Olivier Saccomano et Nathalie Garraud, à la tête du Théâtre des 13 vents à Montpellier, présentent sur la scène du Théâtre Joliette Monde nouveau jusqu’au 3 avril. Un regard acide sur notre contemporanéité. Entretien

Zebuline. Avant Monde nouveau, vous vous êtes intéressé à deux personnages emblématiques de Shakespeare (Un Hamlet de moins et Institut Ophélie). Comment s’est fait le passage du diptyque shakespearien à votre nouvelle pièce ?

Olivier Saccomano. C’est une question de focale. Pour le diptyque précédent, nous étions partis de figures théâtrales qui nous hantaient. Elles nous ont amené à travailler la façon dont le passé (théâtral, historique) hante le présent. C’étaient des pièces pleines de fantômes. Dans Monde nouveau, notre sujet de départ était directement le contemporain, pris dans sa massivité, sa compacité, son aveuglement aussi. C’est une pièce-monde, une pièce-machine qui se règle et se dérègle à partir des forces (du passé et de l’avenir) qui agitent notre présent.

Vous décrivez un monde pris entre néolibéralisme et néofascisme : comment cela se traduit-il dans la langue ? Et sur scène ?
Par une sorte de glissement progressif.
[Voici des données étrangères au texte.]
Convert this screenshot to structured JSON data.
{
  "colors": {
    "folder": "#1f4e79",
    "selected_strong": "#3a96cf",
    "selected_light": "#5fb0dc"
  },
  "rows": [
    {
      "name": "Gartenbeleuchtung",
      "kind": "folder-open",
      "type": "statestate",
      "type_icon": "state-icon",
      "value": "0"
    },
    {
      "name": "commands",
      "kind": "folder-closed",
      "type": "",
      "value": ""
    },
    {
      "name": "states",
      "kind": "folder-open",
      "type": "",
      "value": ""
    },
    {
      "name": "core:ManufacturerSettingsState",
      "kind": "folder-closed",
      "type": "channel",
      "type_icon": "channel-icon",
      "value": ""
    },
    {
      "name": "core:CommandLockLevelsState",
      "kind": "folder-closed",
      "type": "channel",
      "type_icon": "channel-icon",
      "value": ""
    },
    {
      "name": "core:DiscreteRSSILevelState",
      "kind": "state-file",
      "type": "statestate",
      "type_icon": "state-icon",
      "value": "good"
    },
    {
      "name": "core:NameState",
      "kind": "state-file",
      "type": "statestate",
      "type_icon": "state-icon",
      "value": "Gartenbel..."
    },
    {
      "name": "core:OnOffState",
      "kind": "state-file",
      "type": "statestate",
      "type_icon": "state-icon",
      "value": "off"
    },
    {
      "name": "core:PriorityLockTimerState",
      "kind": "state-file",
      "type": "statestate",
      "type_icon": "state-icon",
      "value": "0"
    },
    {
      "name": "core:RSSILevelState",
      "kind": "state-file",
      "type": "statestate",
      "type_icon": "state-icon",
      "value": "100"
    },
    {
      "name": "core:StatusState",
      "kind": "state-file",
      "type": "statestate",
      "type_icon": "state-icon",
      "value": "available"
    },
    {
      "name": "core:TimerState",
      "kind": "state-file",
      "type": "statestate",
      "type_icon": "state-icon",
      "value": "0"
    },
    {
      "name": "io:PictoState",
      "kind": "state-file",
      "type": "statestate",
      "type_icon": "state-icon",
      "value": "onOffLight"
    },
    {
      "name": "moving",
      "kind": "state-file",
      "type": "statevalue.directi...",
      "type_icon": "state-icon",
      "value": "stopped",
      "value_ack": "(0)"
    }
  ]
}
Le fascisme contemporain arrive après quarante années de néolibéralisme. Et de l’un à l’autre, il y a une continuité (un imaginaire de l’entreprise, du profit, de la rapacité commerciale), mais aussi une nouveauté, car il arrive à un moment où le capitalisme avoue qu’il n’a pas ou plus besoin de la démocratie. Apparaît alors, dans toute son obscénité, l’arbitraire d’un pouvoir brut, militaire ou financier. Dans un monde néolibéral où tout semble standardisé (tout le monde, du prof à l’entrepreneur, du facteur au médecin, doit remplir de données son petit tableau pour se faire évaluer et alimenter la machine qui va le détruire), surgissent alors des figures monstrueuses. Trump ressemble davantage à la Reine de cœur d’Alice au pays des merveilles qu’à n’importe quel chef d’État des années 1990 ou 2000 en Occident. La pièce et son langage se tiennent à ce point de bascule.

Vous identifiez les personnages de la pièce comme des « figurants anonymes de l’Histoire » : c’est-à-dire ?

Tous les rôles sont des sortes d’« agents » de la machine, à la fois sujets actifs des transformations de la machine et passivement assujettis à ces transformations. Ils n’ont pas de nom ni d’identité fixe. Sur la page, ils s’appellent tous « K » (K1, K2, K3, etc.), comme un lointain souvenir du Procès de Kafka (qui s’y connaissait en machines). Mais sur le plateau, ils ne se nomment pas, trop occupés qu’ils sont à muter en permanence. Ils sont ce que la machine veut qu’ils soient, à savoir interchangeables, remplaçables à loisir. La seule à se donner un nom, mais peut-être l’invente-t-elle sur le moment, est « Alice », qui fait sans doute écho à Lewis Carroll (Alice au pays du monde nouveau…).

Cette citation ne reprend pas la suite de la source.